This summer, I am starting a new project here at The Center for Theological Studies. Owning another blog has taken away from my time needed for further theological study, but I’m putting it off no longer.
The next three months will serve as an exciting time for CTS, since we’ll be tackling the issue of the Arminian/Calvin debate. I know that a great deal of my viewers may be a lot more informed on these issues than am I; but over the next few months, the readership here will watch my knowledge grow, as we’ll work our way through both Arminian and Calvinist texts. While I am starting with Olson, an Arminian (include the fact that I have been raised an Arminian), I plan to dive into Calvinism as well. I also intend to engage both the works of Arminius and Calvin’s “Institutes.”
In order to start this research off in a godly manner, some ground rules must be laid. Having read Olson’s Introduction, I noticed that Olson gives us a groundwork principle to keep in mind:
“One principle that ought to be observed by all parties to this debate is BEFORE YOU DISAGREE MAKE SURE YOU UNDERSTAND. In other words, we must make sure that we can describe another’s theological position as he or she would describe it before we criticize or condemn” (“Arminian Theology” by Roger Olson, page 41).
Olson writes this in his introduction section called “Myths and Misconceptions About Arminianism,” where he shows the reader how, whether Calvinist or Arminian, theologians have trampled the Arminian view—all based on lack of knowledge. Olson’s example is startling:
“Several authors in the Arminianism issue of Modern Reformation contrast Arminianism with evangelicalism and deny the possibility of evangelical Arminianism. At least one blatantly calls Arminianism a ‘NATURAL, GOD-REJECTING, SELF-EXALTING RELIGION AND HERESY.’ Throughout the issue these mostly Calvinist authors (one is a Lutheran) treat Arminianism as the heresy of semi-Pelagianism but NEVER DEAL WITH THE KEY DOCTRINE OF PREVENIENT GRACE OR QUOTE ARMINIAN THEOLOGIANS’ MANY STRONG AFFIRMATIONS OF THE PREEMINENCE OF GRACE. The common tendency is to impute to Arminianism EVERY FALSE BELIEF that the authors see lying at the bottom of an imaginary slippery slope” (“Arminian Theology,” page 41).
Olson shows us in the above quote is that Arminianism is being labeled something that it is not—semi-Pelagian. But in order to distinguish Arminianism from semi-Pelagianism, we have to know what semi-Pelagianism is. Olson provides such a definition:
Nazarene theologian Wiley correctly defines semi-Pelagianism by saying, ‘It held that there was sufficient power remaining in the depraved will to initiate or set in motion the beginnings of salvation but not enough to bring it to completion. This must be done by divine grace’” (30).

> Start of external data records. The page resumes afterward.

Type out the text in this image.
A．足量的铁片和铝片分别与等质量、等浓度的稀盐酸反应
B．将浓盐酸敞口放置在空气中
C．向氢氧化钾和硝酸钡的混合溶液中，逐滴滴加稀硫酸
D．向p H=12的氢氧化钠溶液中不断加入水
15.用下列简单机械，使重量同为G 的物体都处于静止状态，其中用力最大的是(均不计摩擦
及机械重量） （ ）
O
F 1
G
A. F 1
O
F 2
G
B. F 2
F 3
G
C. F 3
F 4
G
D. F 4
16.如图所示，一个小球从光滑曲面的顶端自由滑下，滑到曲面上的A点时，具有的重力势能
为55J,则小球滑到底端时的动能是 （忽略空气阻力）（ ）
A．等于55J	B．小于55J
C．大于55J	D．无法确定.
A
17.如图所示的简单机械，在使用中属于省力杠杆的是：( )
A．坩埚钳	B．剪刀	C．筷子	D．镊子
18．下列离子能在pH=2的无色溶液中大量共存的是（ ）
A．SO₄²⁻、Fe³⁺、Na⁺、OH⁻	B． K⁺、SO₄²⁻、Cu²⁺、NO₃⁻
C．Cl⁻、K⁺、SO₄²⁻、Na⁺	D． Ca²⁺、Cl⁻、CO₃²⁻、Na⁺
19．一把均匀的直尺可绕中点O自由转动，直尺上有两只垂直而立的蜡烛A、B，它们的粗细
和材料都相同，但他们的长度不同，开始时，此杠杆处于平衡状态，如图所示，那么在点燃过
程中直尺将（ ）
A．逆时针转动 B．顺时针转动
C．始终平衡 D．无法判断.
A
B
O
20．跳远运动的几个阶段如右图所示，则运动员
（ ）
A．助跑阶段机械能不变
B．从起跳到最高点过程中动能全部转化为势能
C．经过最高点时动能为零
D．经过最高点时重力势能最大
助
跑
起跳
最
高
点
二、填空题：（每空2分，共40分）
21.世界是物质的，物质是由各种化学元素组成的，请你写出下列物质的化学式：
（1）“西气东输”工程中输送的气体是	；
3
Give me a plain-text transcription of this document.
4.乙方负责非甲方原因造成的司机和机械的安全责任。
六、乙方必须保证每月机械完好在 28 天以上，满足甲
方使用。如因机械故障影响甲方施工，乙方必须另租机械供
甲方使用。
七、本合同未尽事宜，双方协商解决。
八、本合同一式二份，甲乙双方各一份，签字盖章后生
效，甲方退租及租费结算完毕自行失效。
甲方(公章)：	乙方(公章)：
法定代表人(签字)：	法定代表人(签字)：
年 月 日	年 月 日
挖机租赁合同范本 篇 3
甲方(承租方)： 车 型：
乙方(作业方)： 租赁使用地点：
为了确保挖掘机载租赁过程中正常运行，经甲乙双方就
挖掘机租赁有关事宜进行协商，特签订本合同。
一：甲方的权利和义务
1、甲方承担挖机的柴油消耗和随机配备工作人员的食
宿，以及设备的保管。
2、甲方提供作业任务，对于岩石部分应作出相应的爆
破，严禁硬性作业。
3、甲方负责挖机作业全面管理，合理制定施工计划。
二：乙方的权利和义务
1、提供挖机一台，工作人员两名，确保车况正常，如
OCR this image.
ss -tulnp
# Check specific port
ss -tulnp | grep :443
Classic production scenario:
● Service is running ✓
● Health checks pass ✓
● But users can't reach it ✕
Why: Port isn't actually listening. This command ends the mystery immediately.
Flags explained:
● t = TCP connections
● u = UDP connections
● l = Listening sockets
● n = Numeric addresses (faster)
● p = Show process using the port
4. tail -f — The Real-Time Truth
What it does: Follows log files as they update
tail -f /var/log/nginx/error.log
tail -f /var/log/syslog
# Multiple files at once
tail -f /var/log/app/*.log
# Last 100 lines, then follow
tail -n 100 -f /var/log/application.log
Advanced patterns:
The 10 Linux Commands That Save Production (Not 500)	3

So semi-Pelagianism states that man initiates salvation, but God completes it. Imagine the implications of such a thought! Semi-pelagianism sounds to me to be a theology of “Helping God,” that God needed help in the plan of salvation—so He turned to humans and asked them, “Can you help me get this thing started?” What’s most disgusting about the heresy of Pelagianism is that it makes God out to be a weakling, an impotent Creator—and the act of salvation itself to be one that can be HALF-complete because a person can start the work but must wait until God gives His grace. So until God gives the divine grace, the person is in a “half-saved” mode. There is no such thing as being “in the middle” of salvation: we’re either saved or not. Christ hung on the cross in the middle so we wouldn’t have to “hang in the middle” of salvation and wait for His divine grace. It’s already there. We just have to receive it and have faith in
the work of Christ at Calvary.
This, then, doesn’t sound like Arminianism at all! To see the difference, let’s look at the definition of Arminianism:
“Arminianism teaches that all humans are born morally and spiritual[ly] depraved, and helpless to do ANYTHING good or worthy in God’s sight without a special infusion of God’s grace to overcome the affects of original sin…Classical Arminianism agrees with Protestant orthodoxy in general that the unity of the human race in sin results in all being born ‘children of wrath.’ However, Arminians believe that Christ’s death on the cross provides a universal remedy for the guilt of inherited sin so that it is not imputed to infants for Christ’s sake” (33).
From the base of Arminianism, we can see that, unlike semi-Pelagianism, humans CANNOT START the work of salvation: they are unable to because they are helpless, totally incapable of coming to faith without God. In order for a person to come to faith, Arminians believe that God must give them His grace.
Simply put, Olson wants the critics of Arminianism to take time to understand the view first—without criticizing that which they rarely know. Despite what seems to be his disgust with the Calvinists, Olson just wants Arminianism—like Calvinism—to get a proper seat at the theological table.